Though an R-1 visa is only temporary, it can pave the way for religious workers to reside permanently in the United States. The USCIS grants R-1 work visas to foreign nationals who wish to perform religious work in the country. As a result, it can help holders to meet one of the key requirements of an EB-4 green card application.
Converting an R-1 visa to a green card
R-1 visa holders may be eligible to seek for an EB-4 special immigrant visa after two years of religious employment.
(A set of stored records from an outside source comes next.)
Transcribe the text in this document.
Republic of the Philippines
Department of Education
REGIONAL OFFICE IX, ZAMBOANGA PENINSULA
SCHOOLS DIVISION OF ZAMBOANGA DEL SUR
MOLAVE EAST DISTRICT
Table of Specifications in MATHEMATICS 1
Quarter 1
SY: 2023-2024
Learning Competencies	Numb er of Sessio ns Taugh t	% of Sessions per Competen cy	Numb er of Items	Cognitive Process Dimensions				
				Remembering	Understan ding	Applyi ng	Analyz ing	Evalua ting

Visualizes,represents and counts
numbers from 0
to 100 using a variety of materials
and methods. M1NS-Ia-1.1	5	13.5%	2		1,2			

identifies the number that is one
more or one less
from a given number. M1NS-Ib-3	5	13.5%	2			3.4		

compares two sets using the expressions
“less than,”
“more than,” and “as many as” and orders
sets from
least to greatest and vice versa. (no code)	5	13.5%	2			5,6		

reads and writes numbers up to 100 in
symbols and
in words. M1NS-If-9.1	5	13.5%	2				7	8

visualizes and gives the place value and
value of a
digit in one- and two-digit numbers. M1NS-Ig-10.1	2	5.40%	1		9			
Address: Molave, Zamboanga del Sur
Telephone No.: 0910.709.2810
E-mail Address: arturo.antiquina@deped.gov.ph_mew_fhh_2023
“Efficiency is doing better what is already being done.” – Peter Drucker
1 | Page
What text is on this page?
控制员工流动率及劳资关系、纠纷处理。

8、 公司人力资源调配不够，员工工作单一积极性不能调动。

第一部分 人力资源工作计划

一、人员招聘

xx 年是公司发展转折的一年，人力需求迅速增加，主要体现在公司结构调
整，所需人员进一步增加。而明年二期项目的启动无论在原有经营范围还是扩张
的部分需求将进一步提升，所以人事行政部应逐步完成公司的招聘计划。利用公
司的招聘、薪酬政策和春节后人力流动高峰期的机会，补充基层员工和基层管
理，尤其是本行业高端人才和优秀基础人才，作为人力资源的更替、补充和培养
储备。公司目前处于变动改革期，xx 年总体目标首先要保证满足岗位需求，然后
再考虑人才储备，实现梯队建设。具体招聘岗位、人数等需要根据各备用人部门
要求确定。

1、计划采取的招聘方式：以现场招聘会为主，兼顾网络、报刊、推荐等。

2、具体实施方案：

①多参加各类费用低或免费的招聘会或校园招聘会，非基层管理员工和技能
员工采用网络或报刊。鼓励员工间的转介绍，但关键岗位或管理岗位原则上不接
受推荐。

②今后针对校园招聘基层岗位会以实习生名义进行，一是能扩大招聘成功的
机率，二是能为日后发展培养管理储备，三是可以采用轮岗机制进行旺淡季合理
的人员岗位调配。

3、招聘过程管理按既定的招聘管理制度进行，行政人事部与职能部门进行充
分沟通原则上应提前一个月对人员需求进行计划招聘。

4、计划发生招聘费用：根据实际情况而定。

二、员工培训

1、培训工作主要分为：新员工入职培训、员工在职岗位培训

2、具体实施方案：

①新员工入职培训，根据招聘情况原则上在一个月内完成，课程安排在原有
The EB-4 visa is an employment-based green card given to certain groups of individuals, including religious workers, who wish to work and live permanently in the United States.
To qualify for an EB-4 visa, religious workers must:
- Be a member of a religious denomination for a minimum of two years
- Intend to work full-time in the U.S. at a religious organization or a nonprofit organization affiliated with a religious denomination in the U.S.
- Worked for two years straight, whether abroad or in the United States, in one of the positions described above before filing the petition
Because the criteria for both are similar, having an R-1 visa can help simplify the route toward obtaining a green card. Religious workers can first apply for an R-1 visa, gain two years of religious work experience, and then work on their green card petition by converting their visa status.
Unfortunately, because of high demand, there have been major backlogs for green card applications. R-1 visa holders who exceed the five-year limit may consider working with an attorney to explore options for extending their stay while waiting for their application to progress.